A study of more than 5,000 patients with Covid-19 virus in Houston found that the virus that causes the disease accumulates genetic mutations, one of which may have made it more contagious. According to the paper published in the peer-reviewed journal mBIOThat mutation, called D614G, is located in the spiky protein that opens our cells to enter the virus. It is the largest peer-reviewed study of sequencing the SARS-CoV-2 genome in a single metropolitan area in the United States to date.
The paper shows that “the virus is mutating due to a combination of neutral drift – which means only random genetic changes that do not help or harm the virus – and the stress from our immune systems,” said Ilya Finkelstein, associate professor in molecular biosciences at the University of Texas at Austin and co-author. To study. The study was conducted by scientists at Houston Methodist Hospital, Utah Austin and elsewhere.
During the first wave of the pandemic, 71% of novel coronaviruses identified in patients in Houston had this mutation. When the second wave of the outbreak hit Houston over the summer, that variable jumped to a prevalence of 99.9%. This reflects a trend observed around the world. A study published in July based on more than 28,000 genome sequences found that variants carrying the D614G mutation became the globally dominant form of SARS-CoV-2 within about a month. SARS-CoV-2 is the coronavirus that causes COVID-19.
So why did strains that contain this mutation outpace strains that did not have them?
Perhaps they are more contagious. A study of more than 25,000 genome sequences in the UK found that viruses with the mutated tendency to transmit slightly faster than those without them and cause larger clusters of infections. Natural selection will delight strains of the virus that transmit more easily. But not all scientists are convinced. Some have suggested another explanation called ‘founder influences’. In this scenario, the D614G mutation may be more common in the first viruses to arrive in Europe and North America, essentially giving it a head start over other strains.
The spike protein also continues to accumulate additional, unknown mutations. The Houston Methodist-UT Austin team also showed in laboratory experiments that at least one such mutation allows the spike to evade the equivalent antibody naturally produced by humans to fight SARS infection. This could allow this type of virus to pass more easily through our immune systems. Although it is not yet clear whether this translates into more easily transmission between individuals.
The good news is that this mutation is rare and does not appear to make the disease more severe for affected patients. According to Finkelstein, the group did not see viruses that had learned to evade first-generation vaccines and therapeutic antibody formulations.
“The virus continues to mutate as it spreads around the world,” Finkelstein said. “Real-time monitoring efforts like our study will ensure that universal vaccines and treatments are always a step forward.”
Scientists observed a total of 285 mutations across thousands of infections, although most of them do not seem to have a significant effect on the severity of the disease. Ongoing studies continue to monitor the third wave of COVID-19 patients and to characterize how the virus adapts to neutralizing antibodies produced by our immune systems. Each new hit is a roll of dice, which is an additional opportunity to develop more dangerous mutations.
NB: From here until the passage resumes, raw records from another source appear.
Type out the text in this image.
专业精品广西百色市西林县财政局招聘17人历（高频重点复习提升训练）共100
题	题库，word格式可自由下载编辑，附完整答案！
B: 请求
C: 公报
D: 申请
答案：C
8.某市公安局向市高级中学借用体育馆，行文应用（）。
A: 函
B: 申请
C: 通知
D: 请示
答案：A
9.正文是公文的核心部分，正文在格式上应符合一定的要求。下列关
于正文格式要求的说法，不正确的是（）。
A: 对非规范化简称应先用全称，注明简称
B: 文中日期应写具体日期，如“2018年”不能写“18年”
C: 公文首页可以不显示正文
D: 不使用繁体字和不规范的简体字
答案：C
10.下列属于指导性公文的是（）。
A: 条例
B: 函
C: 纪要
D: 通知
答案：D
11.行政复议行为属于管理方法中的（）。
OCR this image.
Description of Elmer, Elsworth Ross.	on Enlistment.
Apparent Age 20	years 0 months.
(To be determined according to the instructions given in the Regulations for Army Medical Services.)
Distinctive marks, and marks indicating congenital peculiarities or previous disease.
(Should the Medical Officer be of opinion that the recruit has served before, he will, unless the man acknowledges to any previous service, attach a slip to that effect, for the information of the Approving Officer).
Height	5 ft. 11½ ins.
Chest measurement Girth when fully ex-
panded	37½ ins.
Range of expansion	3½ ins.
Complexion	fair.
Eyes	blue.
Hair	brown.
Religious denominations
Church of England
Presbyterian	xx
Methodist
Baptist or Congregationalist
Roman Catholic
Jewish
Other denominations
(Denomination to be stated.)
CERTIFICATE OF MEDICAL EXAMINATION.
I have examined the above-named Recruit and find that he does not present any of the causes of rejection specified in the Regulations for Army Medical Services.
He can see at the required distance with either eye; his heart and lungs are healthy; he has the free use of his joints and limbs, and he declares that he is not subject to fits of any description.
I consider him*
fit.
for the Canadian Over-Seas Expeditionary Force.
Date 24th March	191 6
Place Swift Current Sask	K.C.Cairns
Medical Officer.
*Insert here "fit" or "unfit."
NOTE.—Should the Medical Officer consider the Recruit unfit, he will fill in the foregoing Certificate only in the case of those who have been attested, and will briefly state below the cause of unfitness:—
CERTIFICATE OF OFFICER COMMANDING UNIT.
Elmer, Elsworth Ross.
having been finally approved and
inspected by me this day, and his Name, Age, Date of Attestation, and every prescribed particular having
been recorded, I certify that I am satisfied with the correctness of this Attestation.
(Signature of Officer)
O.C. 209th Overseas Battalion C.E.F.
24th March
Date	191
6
“This virus has given us a lot of opportunities,” lead author James Moser of the Houston Methodist told the Washington Post. “There is a huge population there now.”
Several other authors at the University of Austin contributed to the work: visiting scholar Jimmy Golihar, assistant professor in molecular biosciences Jason S. McClellan and graduate students Chia Wei Chu, Kamyap Javanmardi and Hong Chi Kuo.
The UT Austin team tested various genetic variants of the viral elevation protein, the part that allows it to infect host cells, to measure the stability of the protein, see how it binds to a receptor in host cells, and neutralize antibodies. Earlier in the year, McClellan and his team at the University of Austin, in collaboration with researchers at the National Institutes of Health, developed the first 3-D spike protein map for coronavirus for an innovation that is now entering many groundbreaking vaccine designs.
Researchers found that SARS-CoV-2 was introduced to the Houston area several times, independently, from diverse geographic regions, with virus strains from Europe, Asia, South America and elsewhere in the United States. There was widespread community outreach shortly after the COVID-19 cases were reported in Houston.
This study was supported by the Fundrain Foundation, Houston Methodist Hospital and Research Institute, the National Institutes of Health, the National Institute of Allergy and Infectious Diseases, the Welch Foundation, the National Science Foundation, and the Defense Advanced Research Projects Agency. Ilya Finkelstein is a cancer research researcher in CPRIT, funded by the Institute for Cancer Prevention and Research in Texas.
An earlier version of the paper was published last month on the medRxiv prepress server.